Different Dovetailed Drawers

IMG_0622The drawers on the Connecticut lowboy that Bob Van Dyke and I found in the back room of the Connecticut Historical Society are tapered from bottom to top. I’ve mentioned in blogs (either here on my blog or on the Popular Woodworking Magazine (PWM) editor’s blog) that I’ve seen this treatment of drawers only one other place, and that was on Grove Wright’s Shaker work, including the Shaker Counter I copied and built in the June 2012 issue (#197) of Popular Woodworking Magazine.

The process of making these drawers is a bit different from regular hand-cut dovetailed drawers. To begin, the material for the drawers sides and back are tapered. Because there are two drawer depths on the one lowboy, there are two different tapers needed on the drawer parts. IMG_1280I set up my band saw to just leave the bottom of the parts uncut, and the top edge to cut leaving a 1/4″.

Off the band saw, the cut faces need to be smoothed. That could be a pass over the jointer. But with the narrow edge being only a 1/4″ in thickness, I think it was best to use a jointer plane. It’s from here that things get twisted. I used my marking gauges, but not in a way that is customary when dovetailing drawer parts. I set on gauge to 1/2″ and a second to 1/4″. I used the two gauges to place tick marks at the top (1/4″) and bottom (1/2″) to use as layout lines. IMG_1282The next step – where you would normally use a marking gauge – I used a straightedge and utility knife to score the baselines.

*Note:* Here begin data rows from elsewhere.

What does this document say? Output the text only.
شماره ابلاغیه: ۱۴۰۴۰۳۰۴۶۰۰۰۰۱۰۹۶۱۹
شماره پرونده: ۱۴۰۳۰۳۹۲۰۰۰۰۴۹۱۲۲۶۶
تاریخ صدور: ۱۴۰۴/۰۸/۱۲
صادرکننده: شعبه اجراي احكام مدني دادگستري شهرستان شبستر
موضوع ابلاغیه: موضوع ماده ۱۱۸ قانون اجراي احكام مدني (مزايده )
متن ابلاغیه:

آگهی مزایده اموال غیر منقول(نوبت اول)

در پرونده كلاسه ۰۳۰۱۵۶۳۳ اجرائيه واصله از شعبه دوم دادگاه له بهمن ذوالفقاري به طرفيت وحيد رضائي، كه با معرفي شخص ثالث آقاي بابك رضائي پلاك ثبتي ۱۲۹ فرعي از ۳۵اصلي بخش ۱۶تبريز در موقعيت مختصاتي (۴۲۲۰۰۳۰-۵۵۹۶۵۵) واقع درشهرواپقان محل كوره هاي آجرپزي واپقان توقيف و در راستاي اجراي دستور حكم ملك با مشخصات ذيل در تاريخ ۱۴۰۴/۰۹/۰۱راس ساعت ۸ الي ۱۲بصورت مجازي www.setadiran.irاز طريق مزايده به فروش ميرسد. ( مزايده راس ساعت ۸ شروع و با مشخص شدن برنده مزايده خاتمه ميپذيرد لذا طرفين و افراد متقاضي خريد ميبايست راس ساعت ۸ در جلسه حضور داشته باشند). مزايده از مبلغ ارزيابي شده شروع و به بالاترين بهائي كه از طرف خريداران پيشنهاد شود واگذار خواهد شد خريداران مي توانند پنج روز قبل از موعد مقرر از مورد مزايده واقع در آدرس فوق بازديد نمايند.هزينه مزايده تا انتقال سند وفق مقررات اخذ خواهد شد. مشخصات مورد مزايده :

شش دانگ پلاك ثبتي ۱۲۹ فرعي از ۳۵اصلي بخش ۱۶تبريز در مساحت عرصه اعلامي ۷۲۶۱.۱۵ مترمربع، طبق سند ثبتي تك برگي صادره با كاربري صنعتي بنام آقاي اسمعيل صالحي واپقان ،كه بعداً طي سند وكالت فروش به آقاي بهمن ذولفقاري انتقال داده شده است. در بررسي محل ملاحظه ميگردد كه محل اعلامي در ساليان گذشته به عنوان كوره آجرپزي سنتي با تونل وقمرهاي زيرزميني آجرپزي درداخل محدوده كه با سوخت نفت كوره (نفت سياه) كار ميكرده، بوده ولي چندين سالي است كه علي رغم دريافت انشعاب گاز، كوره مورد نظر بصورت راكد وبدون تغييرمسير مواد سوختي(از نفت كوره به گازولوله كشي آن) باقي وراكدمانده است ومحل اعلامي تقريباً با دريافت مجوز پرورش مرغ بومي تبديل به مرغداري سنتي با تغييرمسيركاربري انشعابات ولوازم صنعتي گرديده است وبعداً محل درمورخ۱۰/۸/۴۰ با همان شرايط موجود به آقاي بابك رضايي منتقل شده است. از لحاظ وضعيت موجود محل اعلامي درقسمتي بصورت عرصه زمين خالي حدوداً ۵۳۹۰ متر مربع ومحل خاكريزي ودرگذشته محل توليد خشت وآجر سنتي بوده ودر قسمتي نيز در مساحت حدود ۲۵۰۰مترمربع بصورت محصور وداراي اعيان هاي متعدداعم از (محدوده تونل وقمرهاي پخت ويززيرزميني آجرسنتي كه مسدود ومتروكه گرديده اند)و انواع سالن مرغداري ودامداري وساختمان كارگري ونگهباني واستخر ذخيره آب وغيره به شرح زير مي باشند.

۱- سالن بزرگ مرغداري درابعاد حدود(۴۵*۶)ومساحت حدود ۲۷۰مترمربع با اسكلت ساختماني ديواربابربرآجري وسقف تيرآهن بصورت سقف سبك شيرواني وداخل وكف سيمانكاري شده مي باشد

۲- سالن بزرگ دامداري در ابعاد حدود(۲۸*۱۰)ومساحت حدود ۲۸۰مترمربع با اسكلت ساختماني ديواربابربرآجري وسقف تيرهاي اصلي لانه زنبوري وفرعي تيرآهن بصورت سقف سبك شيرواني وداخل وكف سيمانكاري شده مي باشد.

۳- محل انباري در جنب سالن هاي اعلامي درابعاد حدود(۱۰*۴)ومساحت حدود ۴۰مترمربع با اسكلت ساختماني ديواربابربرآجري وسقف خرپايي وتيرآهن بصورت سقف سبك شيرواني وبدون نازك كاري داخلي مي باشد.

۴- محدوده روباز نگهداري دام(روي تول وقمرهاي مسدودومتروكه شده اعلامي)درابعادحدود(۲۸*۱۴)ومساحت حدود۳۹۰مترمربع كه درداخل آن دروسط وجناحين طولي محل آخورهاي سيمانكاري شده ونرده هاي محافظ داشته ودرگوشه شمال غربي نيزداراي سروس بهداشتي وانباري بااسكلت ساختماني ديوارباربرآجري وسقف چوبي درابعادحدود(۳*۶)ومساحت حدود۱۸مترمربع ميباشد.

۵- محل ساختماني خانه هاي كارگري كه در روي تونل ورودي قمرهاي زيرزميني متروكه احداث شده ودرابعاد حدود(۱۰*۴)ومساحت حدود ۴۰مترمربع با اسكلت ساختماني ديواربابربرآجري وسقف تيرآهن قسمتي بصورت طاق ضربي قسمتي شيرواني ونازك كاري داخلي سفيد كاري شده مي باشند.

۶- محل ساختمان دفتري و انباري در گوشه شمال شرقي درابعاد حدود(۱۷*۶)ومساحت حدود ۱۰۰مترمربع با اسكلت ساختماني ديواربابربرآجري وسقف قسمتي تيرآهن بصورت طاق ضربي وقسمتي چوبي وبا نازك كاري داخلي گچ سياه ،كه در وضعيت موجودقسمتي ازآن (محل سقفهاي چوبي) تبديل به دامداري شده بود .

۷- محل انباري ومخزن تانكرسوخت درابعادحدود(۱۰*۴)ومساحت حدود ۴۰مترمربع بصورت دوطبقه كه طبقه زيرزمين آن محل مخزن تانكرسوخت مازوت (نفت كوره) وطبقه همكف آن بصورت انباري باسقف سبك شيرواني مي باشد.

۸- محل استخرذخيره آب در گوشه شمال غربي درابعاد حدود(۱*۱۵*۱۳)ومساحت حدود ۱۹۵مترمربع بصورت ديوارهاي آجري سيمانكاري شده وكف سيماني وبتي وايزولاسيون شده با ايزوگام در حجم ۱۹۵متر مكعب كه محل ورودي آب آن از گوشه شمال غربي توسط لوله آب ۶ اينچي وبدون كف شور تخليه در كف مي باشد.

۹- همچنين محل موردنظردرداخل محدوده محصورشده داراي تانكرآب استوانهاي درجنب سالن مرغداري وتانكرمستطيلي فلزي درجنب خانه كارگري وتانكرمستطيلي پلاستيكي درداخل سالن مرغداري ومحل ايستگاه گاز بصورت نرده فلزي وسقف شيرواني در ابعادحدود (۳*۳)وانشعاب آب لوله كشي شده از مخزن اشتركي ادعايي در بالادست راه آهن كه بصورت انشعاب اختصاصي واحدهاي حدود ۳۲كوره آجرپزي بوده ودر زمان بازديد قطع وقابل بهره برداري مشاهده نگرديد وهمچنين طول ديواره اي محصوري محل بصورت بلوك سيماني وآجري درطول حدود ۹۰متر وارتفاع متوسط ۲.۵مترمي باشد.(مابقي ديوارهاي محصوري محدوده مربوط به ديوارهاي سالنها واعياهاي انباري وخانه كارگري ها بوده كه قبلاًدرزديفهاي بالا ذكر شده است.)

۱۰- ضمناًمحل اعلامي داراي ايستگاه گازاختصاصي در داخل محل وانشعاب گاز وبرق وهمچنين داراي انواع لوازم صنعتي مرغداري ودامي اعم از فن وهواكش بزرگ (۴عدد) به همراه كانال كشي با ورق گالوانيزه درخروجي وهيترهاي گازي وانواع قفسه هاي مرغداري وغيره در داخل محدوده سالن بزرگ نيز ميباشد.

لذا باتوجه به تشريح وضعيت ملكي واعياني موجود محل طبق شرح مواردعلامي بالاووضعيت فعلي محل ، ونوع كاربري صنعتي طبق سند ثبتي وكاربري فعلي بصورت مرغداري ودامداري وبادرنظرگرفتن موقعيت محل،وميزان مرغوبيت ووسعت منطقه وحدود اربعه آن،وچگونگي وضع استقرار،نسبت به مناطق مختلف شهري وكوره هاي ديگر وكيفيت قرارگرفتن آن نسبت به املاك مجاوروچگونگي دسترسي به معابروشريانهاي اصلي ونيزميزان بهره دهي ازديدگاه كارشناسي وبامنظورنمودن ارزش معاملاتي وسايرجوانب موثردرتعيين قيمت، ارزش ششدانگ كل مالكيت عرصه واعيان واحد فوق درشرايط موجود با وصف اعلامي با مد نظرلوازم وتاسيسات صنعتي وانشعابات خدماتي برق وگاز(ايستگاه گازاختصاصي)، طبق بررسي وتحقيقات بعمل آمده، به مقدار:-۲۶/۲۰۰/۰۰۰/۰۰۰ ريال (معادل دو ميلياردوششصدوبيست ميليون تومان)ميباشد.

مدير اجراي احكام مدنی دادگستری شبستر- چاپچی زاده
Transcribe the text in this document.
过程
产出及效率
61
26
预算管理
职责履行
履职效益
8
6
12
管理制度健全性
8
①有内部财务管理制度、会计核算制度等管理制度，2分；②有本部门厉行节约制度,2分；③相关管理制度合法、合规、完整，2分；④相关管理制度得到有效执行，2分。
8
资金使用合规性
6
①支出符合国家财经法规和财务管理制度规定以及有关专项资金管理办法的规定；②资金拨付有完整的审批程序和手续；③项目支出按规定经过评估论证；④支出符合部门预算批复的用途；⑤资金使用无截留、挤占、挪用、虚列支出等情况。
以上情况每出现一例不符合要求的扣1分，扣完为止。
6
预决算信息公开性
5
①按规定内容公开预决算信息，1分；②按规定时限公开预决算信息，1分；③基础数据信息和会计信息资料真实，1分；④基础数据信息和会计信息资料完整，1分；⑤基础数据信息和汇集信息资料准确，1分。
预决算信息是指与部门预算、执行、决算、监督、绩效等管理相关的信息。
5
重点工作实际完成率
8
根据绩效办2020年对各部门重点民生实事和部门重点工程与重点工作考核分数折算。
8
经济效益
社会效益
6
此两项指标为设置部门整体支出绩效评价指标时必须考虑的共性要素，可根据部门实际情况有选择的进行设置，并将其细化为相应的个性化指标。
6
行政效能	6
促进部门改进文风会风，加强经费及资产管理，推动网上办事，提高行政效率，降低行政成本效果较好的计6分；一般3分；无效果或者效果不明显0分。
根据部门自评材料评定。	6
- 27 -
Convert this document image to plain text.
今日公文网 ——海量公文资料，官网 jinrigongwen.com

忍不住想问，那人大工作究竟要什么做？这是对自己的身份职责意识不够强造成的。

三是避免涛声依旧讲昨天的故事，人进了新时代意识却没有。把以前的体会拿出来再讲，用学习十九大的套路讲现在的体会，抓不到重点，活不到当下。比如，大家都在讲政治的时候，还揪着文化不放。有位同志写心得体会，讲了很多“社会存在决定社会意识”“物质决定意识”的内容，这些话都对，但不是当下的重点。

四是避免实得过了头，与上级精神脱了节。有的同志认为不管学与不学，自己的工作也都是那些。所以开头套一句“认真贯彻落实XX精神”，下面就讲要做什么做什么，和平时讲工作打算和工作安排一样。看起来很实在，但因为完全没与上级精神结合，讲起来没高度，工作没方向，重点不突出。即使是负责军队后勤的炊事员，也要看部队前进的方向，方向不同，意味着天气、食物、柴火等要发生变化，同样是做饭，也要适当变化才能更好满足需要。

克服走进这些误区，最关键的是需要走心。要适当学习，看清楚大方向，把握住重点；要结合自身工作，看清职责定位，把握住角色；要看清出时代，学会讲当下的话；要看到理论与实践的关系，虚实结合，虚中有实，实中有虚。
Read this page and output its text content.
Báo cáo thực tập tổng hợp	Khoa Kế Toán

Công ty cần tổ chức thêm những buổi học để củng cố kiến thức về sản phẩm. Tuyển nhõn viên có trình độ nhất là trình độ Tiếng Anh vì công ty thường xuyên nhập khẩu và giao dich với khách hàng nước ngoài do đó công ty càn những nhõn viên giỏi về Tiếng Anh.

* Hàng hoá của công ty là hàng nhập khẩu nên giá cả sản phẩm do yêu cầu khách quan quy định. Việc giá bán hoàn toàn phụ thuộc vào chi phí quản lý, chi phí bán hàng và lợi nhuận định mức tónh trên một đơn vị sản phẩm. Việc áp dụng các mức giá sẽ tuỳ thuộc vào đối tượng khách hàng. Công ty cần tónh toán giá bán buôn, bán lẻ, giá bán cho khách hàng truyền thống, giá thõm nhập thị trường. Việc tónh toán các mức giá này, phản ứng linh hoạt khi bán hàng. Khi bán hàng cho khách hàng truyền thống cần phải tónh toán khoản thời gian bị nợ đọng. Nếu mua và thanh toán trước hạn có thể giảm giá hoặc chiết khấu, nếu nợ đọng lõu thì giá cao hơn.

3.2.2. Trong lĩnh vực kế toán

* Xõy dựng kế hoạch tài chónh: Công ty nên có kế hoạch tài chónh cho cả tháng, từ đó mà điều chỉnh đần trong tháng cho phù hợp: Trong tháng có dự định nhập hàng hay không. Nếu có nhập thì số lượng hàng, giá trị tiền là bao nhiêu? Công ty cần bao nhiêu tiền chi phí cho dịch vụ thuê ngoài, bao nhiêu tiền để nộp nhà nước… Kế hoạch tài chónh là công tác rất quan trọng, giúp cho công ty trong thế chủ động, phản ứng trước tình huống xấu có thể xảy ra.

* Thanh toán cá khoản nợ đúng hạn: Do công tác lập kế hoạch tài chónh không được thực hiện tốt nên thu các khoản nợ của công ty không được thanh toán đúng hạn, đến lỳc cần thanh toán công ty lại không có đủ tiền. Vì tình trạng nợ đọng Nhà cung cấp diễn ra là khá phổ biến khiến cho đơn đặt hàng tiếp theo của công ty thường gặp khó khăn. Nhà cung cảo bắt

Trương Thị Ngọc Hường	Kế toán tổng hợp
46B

The trick to marking off the pins and tails is to use the square or outside face as a register. (If you use the inside face, your marks can be all kind of funky angles.) After the layout is complete, it’s a matter of sawing to the lines then chopping out the waste. Because I work pins first, I began with the pins in the drawer backs. To transfer the pins to my tail board, I set the completed back in position, making sure the orientation is correct. To cut the tails, I go back to the band saw and cut just off the layout lines, inside the pin waste area. Ordinarily, I would chop the waste at my bench, but because the parts are angled – and the waste area is so narrow – I stay at the band saw and trim the waste using power. Nibble. Nibble. Each time staying just tight to my baseline. Because this is a poplar-to-poplar fit, I get a little smash factor to make it all work.

IMG_1286The drawer fronts are not tapered, but the sides are. Again, I have to use the straightedge-and-utility-knife layout method, but from there the process is the same as with standard dovetailed drawers. The only difference is the tail sockets are tapered from top to bottom. To transfer my pins to the tail board (drawer sides), I set the front at my scribe lines, which is a consistent 1/2″, then transfer the lay out.

In the drawers of the Shaker Counter, the bottom was slid into the 1/2″ thickness of the bottom edge. The lowboy drawer bottoms at applied – it’s good to have the thickness at the bottom for nailing. I use the counter on a daily basis, and the drawers slide spectacularly. I’m wondering if it’s the design (heavy bottoms) or the yellow pine I used for drawer parts. I’ll have a better picture when the lowboy is wrapped up.

Build Something Great!

Glen

This lowboy is an upcoming project in Popular Woodworking Magazine. To see the entire project, pick up the February 2014 magazine – if you’re not a subscriber.

4 Comments

Filed under Antique Pieces, Joinery, Methods of Work, Shop Tips

4 responses to “Different Dovetailed Drawers

  1. Mitchell Wilson

    So tell me, Glen. Do you really think that we would have been able to build this lowboy in the weeklong class at CVWS? The more I read of your progress, the more I think not. A bit too ambitious a project for that time frame. However, it still looks like a lot of fun.

    • Mitch,

      You know that there would be a lot of work during the class. I think we would have discussed the drawers being tapered, but the choice to do them with tapers would be left to each attendee, knowing that there is more time involved. Additionally, the interior is so easy we would have extra time over what may have been spent on other lowboys. So yes, I do think we could have gotten the piece built.

  2. Todd Nebel

    Glen, the same dovetailed tapered drawer sides can be found on built-ins and furniture at the Hancock Shaker Village in Massachusetts.

    • You are correct, Todd. That is also the Shaker community in which Grove Wright lived, worked and influenced other woodworking members. This is the first piece of furniture outside the world of Shaker where I have seen this design. What I find very interesting is that the Shaker furniture was built around 1800 (+ or – 25 years), and the lowboy is a transitional piece (between William & Mary and Queen Anne) which places it some 75 – 100 years earlier. Did Grove Wright copy the builder of the lowboy?